Ten years after flour+water originally opened at 20th and Harrison in San Francisco, the Mission hot spot's first pizza venture will open its doors this month. Chef Thomas McNaughton's flour + water Pizzeria will open in the same neighborhood at 702 Valencia Street on June 3rd, less than a mile away from his first restaurant.
It's probably safe to say that Chef McNaughton loves pasta (example, he dressed his daughter up as a rigatoni), but he also loves pizza, and this new venture is all about sharing his obsession with the Bay Area.
"Pizza has been part of my life for as long as I can remember. I grew up in South Jersey, outside of Philly, where family-run pizza joints have cult-like followings and everyone thinks they're a pizza connoisseur. I love that about pizza. It's truly for all," says McNaughton.

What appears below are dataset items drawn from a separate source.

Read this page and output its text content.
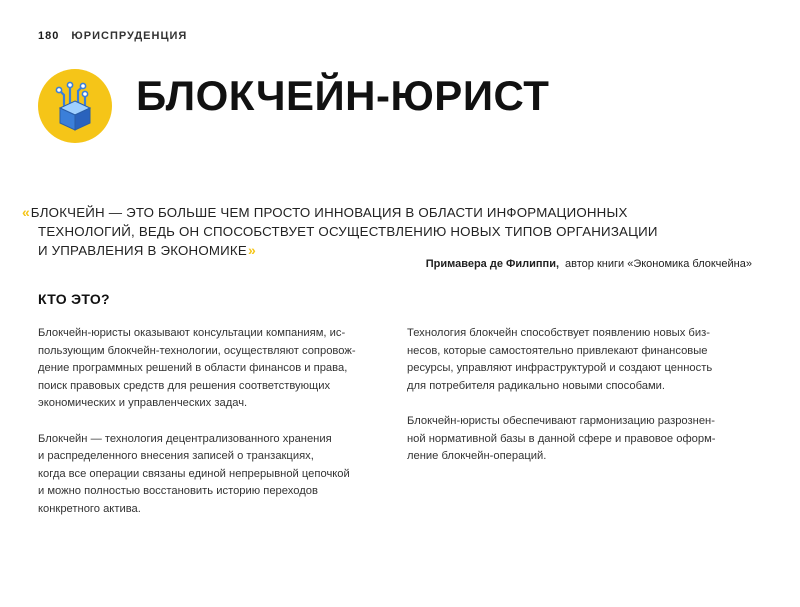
180 ЮРИСПРУДЕНЦИЯ
БЛОКЧЕЙН-ЮРИСТ
« БЛОКЧЕЙН — ЭТО БОЛЬШЕ ЧЕМ ПРОСТО ИННОВАЦИЯ В ОБЛАСТИ ИНФОРМАЦИОННЫХ
ТЕХНОЛОГИЙ, ВЕДЬ ОН СПОСОБСТВУЕТ ОСУЩЕСТВЛЕНИЮ НОВЫХ ТИПОВ ОРГАНИЗАЦИИ
И УПРАВЛЕНИЯ В ЭКОНОМИКЕ»
Примавера де Филиппи, автор книги «Экономика блокчейна»
КТО ЭТО?

Блокчейн-юристы оказывают консультации компаниям, ис-
пользующим блокчейн-технологии, осуществляют сопровож-
дение программных решений в области финансов и права,
поиск правовых средств для решения соответствующих
экономических и управленческих задач.

Блокчейн — технология децентрализованного хранения
и распределенного внесения записей о транзакциях,
когда все операции связаны единой непрерывной цепочкой
и можно полностью восстановить историю переходов
конкретного актива.

Технология блокчейн способствует появлению новых биз-
несов, которые самостоятельно привлекают финансовые
ресурсы, управляют инфраструктурой и создают ценность
для потребителя радикально новыми способами.

Блокчейн-юристы обеспечивают гармонизацию разрознен-
ной нормативной базы в данной сфере и правовое оформ-
ление блокчейн-операций.
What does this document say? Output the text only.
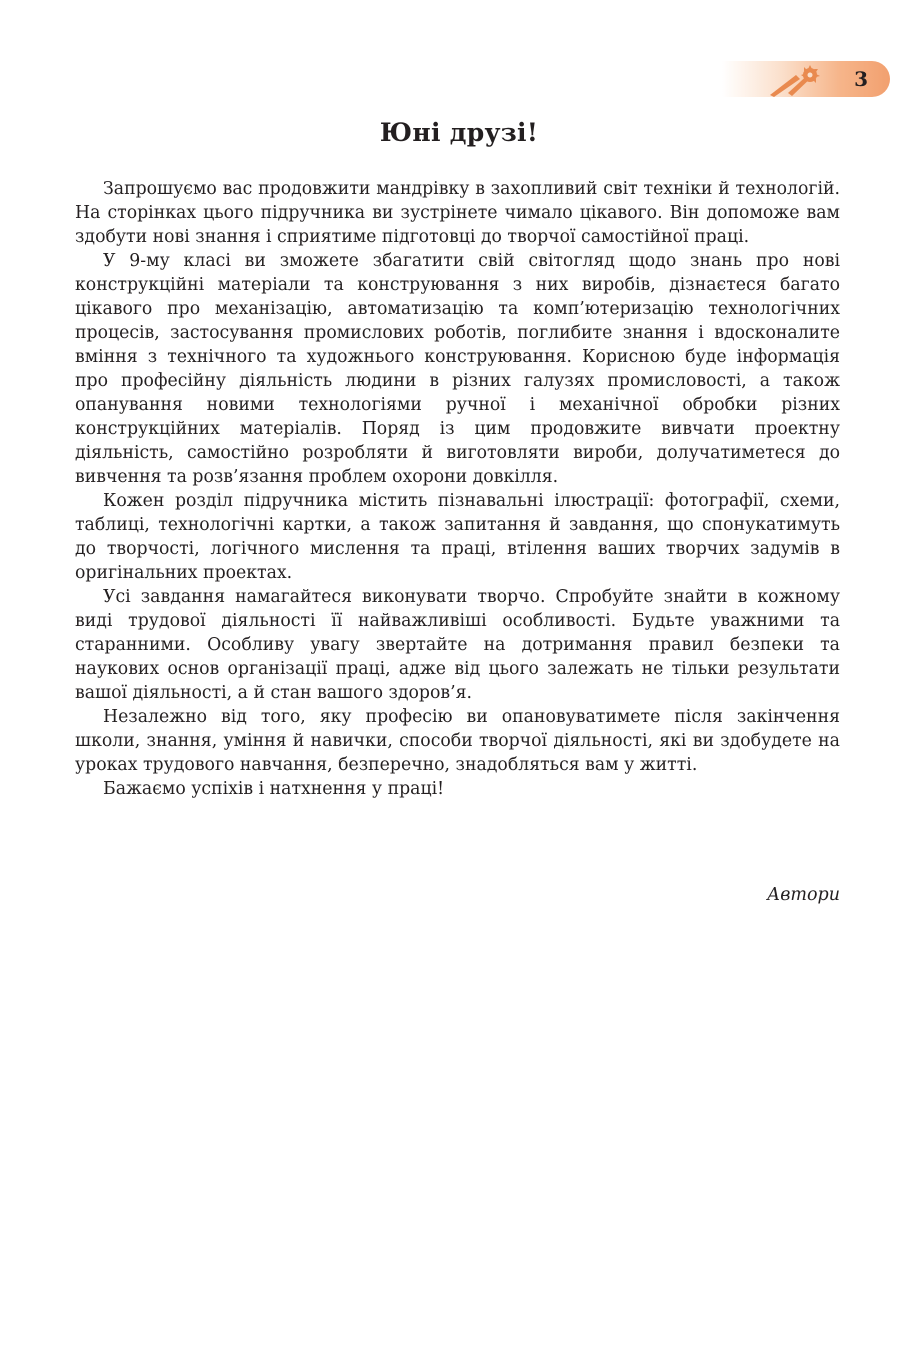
3
Юні друзі!

Запрошуємо вас продовжити мандрівку в захопливий світ техніки й технологій. На сторінках цього підручника ви зустрінете чимало цікавого. Він допоможе вам здобути нові знання і сприятиме підготовці до творчої самостійної праці.

У 9-му класі ви зможете збагатити свій світогляд щодо знань про нові конструкційні матеріали та конструювання з них виробів, дізнаєтеся багато цікавого про механізацію, автоматизацію та комп’ютеризацію технологічних процесів, застосування промислових роботів, поглибите знання і вдосконалите вміння з технічного та художнього конструювання. Корисною буде інформація про професійну діяльність людини в різних галузях промисловості, а також опанування новими технологіями ручної і механічної обробки різних конструкційних матеріалів. Поряд із цим продовжите вивчати проектну діяльність, самостійно розробляти й виготовляти вироби, долучатиметеся до вивчення та розв’язання проблем охорони довкілля.

Кожен розділ підручника містить пізнавальні ілюстрації: фотографії, схеми, таблиці, технологічні картки, а також запитання й завдання, що спонукатимуть до творчості, логічного мислення та праці, втілення ваших творчих задумів в оригінальних проектах.

Усі завдання намагайтеся виконувати творчо. Спробуйте знайти в кожному виді трудової діяльності її найважливіші особливості. Будьте уважними та старанними. Особливу увагу звертайте на дотримання правил безпеки та наукових основ організації праці, адже від цього залежать не тільки результати вашої діяльності, а й стан вашого здоров’я.

Незалежно від того, яку професію ви опановуватимете після закінчення школи, знання, уміння й навички, способи творчої діяльності, які ви здобудете на уроках трудового навчання, безперечно, знадобляться вам у житті.

Бажаємо успіхів і натхнення у праці!

Автори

Like the flour + water Neapolitan, the pizza dough at the new pizzeria slowly ferments over three days, giving it a complex depth of flavor, but everything else from prepping to toppings to baking will have its own special flour + water Pizzeria touch. Diners will have ten different pizza options to choose from (five red pizzas and five white pizzas), but the menu also offers salads, seasonal vegetable antipasti, soft serve ice cream and some classic favorites inspired by Chef McNaughton's Jersey roots like Mozzarella Sticks, Chopped Salad, and Ricotta and Prosciutto Meatballs.